Date created:12 December 2001
Last modified: 12 December 2001
Maintained by: John Quiggin
John Quiggin

NZ Labour shows a way

Australian Financial Review

22 November 2001

Among the few positive results of the recent election campaign has been the recognition that fundamental changes in Labor's organisation and its policy approach are necessary. The organisational changes have begun well. However, the crucial changes in the party's structure depend on the formulation of policies sufficiently appealing to produce an influx of new members, attracted by the desire to elect a progressive government rather than as part of the support base for one ambitious careerist or another.

So far, the main suggestions for policy reform have focused on the 'Third Way' exemplified by the Blair government in the UK. But Blair's project of adding a communitarian gloss to Thatcherite economic policies is fading fast as the bankruptcy of the Thatcherite agenda of tax cuts and privatisation becomes steadily more evident.

As many in the ALP have already observed, Blair's approach differs little from the agenda pursued by the Hawke and Keating governments, and overwhelmingly rejected by the Australian people in 1996. After two more defeats, Labor must realise that it needs more than warmed over ideas from the 1980s and 1990s.

Labor could do worse than to look across the Tasman. As in Australia, New Zealand experienced an initial round of free-market reforms under a Labour government, followed by a second instalment from the conservatives. However, NZ Labour (and its coalition partners, the Alliance Party) chose to offer a real alternative rather than assuming, like the ALP, that it would regain office by default.

NZ Labour campaigned on a promise, subsequently implemented, to raise the top marginal rate of taxation from 33 per cent to 39 per cent. As well as raising significant revenue, this was a symbolic break with the policies of the past, which the ALP 'small target' strategy, failed to make.

NZ Labour's initial objective, to move New Zealand away from free-market extremism and towards the mainstream of modern public policy, has largely been achieved. Attention has now turned to the more ambitious project of achieving the fundamental transformation required for an economic and social structure based on concepts of human and social capital.

The resulting policy framework is still taking shape.
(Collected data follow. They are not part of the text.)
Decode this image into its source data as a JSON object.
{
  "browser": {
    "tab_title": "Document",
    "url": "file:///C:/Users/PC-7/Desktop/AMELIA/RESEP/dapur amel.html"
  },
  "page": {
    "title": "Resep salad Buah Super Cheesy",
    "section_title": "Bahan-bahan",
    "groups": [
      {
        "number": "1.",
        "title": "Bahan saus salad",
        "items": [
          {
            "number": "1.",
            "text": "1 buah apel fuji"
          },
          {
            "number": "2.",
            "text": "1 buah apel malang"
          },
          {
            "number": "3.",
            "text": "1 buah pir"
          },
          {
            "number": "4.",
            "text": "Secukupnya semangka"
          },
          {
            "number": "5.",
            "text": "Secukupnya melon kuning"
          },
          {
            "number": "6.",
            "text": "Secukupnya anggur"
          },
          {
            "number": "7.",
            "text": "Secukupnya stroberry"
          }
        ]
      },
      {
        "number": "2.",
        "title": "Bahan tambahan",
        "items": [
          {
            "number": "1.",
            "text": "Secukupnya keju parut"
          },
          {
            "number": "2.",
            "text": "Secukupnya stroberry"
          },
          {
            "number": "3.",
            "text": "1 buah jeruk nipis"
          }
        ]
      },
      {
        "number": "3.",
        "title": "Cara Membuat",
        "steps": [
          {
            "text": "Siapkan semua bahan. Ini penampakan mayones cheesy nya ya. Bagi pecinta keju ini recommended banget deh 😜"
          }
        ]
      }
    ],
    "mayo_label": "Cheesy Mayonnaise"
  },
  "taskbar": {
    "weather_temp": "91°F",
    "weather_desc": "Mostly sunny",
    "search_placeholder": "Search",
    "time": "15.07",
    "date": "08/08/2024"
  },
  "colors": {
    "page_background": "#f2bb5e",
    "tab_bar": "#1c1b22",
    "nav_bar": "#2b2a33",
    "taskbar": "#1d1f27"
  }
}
The New Zealand government's approach to an inclusive society seems to encompass the strengths of the Third Way, including a flexible attitude to the roles of government and the private and community sectors, without its weaknesses, such as the residual element of Thatcherism and defeatism regarding the possibilities of income redistribution.
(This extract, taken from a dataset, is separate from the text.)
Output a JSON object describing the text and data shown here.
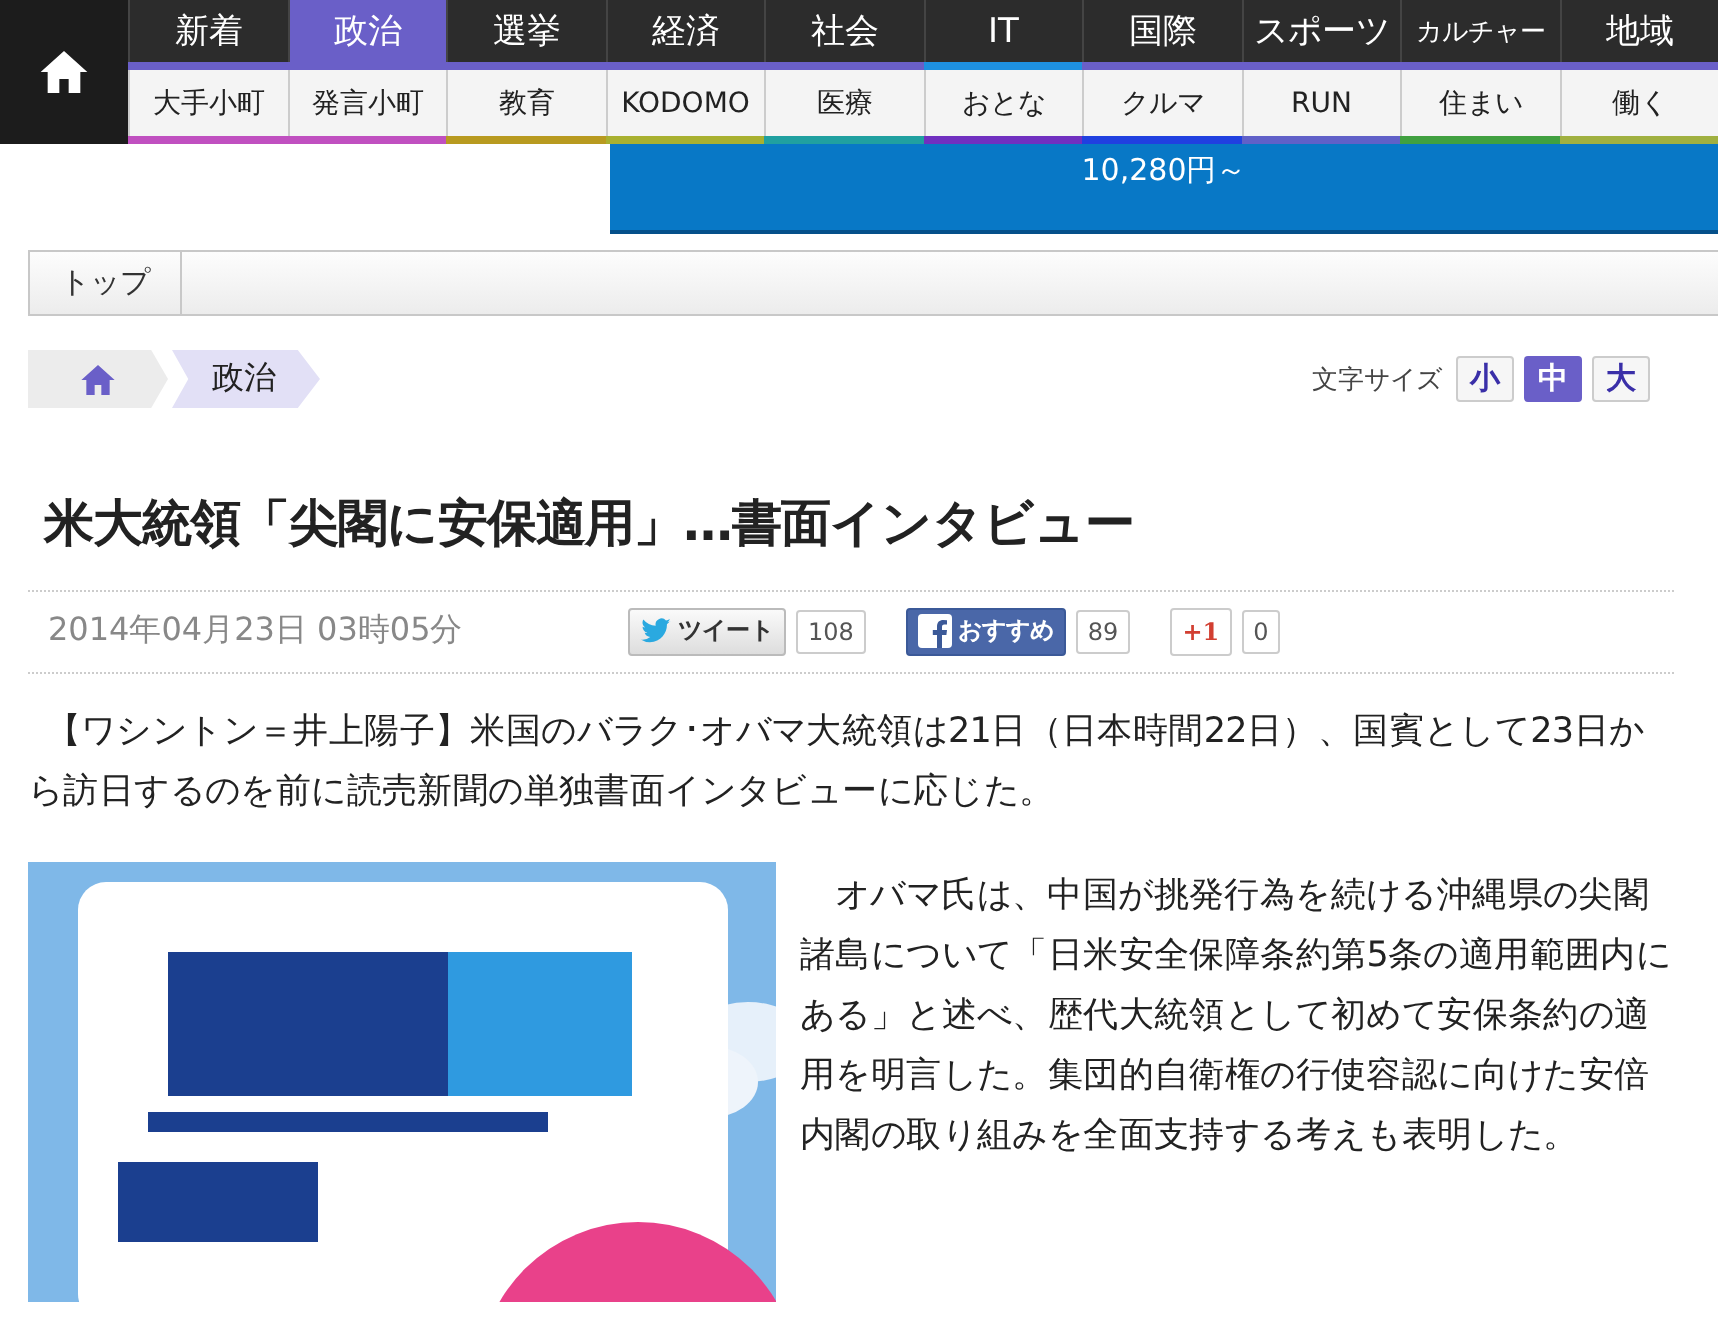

Initially, the Clark government experienced considerable difficulties in balancing the expectations of its own supporters and the fears of the business sector. Groups like the Business Roundtable referred to Wellington as 'Helengrad' and prophesied imminent disaster, especially after their much-cherished 'reforms' to the labour market were partially reversed.
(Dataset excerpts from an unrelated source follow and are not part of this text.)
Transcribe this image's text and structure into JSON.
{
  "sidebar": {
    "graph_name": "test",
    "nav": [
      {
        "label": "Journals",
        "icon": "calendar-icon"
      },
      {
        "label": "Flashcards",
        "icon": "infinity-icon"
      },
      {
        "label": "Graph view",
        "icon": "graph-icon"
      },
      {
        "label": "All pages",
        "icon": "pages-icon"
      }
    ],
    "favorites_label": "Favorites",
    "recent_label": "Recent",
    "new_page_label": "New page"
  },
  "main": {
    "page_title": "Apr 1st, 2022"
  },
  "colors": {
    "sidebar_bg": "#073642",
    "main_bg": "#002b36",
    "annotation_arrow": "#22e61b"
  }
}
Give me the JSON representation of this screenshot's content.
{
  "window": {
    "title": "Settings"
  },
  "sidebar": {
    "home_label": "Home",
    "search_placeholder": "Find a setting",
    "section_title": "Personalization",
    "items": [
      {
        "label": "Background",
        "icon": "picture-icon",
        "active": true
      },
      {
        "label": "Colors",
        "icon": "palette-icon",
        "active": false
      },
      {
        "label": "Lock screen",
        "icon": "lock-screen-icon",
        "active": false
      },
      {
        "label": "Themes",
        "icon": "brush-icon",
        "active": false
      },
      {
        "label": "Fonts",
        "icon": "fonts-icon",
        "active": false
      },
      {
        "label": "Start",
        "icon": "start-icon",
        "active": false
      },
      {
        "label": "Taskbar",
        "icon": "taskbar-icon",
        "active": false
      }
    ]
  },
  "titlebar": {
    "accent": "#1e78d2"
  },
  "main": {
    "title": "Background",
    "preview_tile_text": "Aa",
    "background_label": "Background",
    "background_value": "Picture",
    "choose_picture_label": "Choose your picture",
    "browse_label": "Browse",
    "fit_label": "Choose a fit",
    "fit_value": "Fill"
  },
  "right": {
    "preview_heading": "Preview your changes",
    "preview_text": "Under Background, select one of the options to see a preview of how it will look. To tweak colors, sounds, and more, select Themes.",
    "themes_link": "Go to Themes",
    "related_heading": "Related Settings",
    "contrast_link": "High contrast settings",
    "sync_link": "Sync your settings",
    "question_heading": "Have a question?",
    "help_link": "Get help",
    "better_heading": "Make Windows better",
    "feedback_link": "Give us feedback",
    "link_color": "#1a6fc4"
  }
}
These prophesies have proved false. In particular, the economy has performed very well. GDP growth has been strong, the budget has been kept in surplus, the current account deficit has been reduced and unemployment has fallen to 5.2 per cent, well below the best levels achieved under the old Employment Contracts Act.

Of course, there have been elements of good luck, such as favorable terms of trade. More importantly, after the disasters imposed on New Zealand by the Business Roundtable and its political representatives, there was nowhere to go but up. New Zealand's workforce is comparable to Australia's for skills and education, and its endowments of natural resources are excellent. Yet after fifteen years of radical reform, per capita income in New Zealand was 20 per cent below the Australian level. In the absence of yet further policy disasters, some catch-up growth was inevitable. However, good luck requires good management, and New Zealand had, until the last election, fallen very short on this score.

The remaining advocates of radical free-market policies have now been marginalised. While the Business Roundtable continues to sulk, many businesses have welcomed plans to promote innovation and venture capital. Former Prime Minister Jenny Shipley, the architect of radical social welfare reforms, has been dumped as leader of the opposition National Party. Even the free-market ACT Party has shifted its focus to a law-and-order policy, laced with coded appeals to racial prejudice.

New Zealand, like Australia, will have to deal with the impact of the global recession now under way. Although predictions are always risky, New Zealand's policy settings seem more appropriate than either of the packages offered to the Australian public at the recent election.

Professor John Quiggin is a Senior Research Fellow of the Australian Research Council, based at the Australian National University and Queensland University of Technology.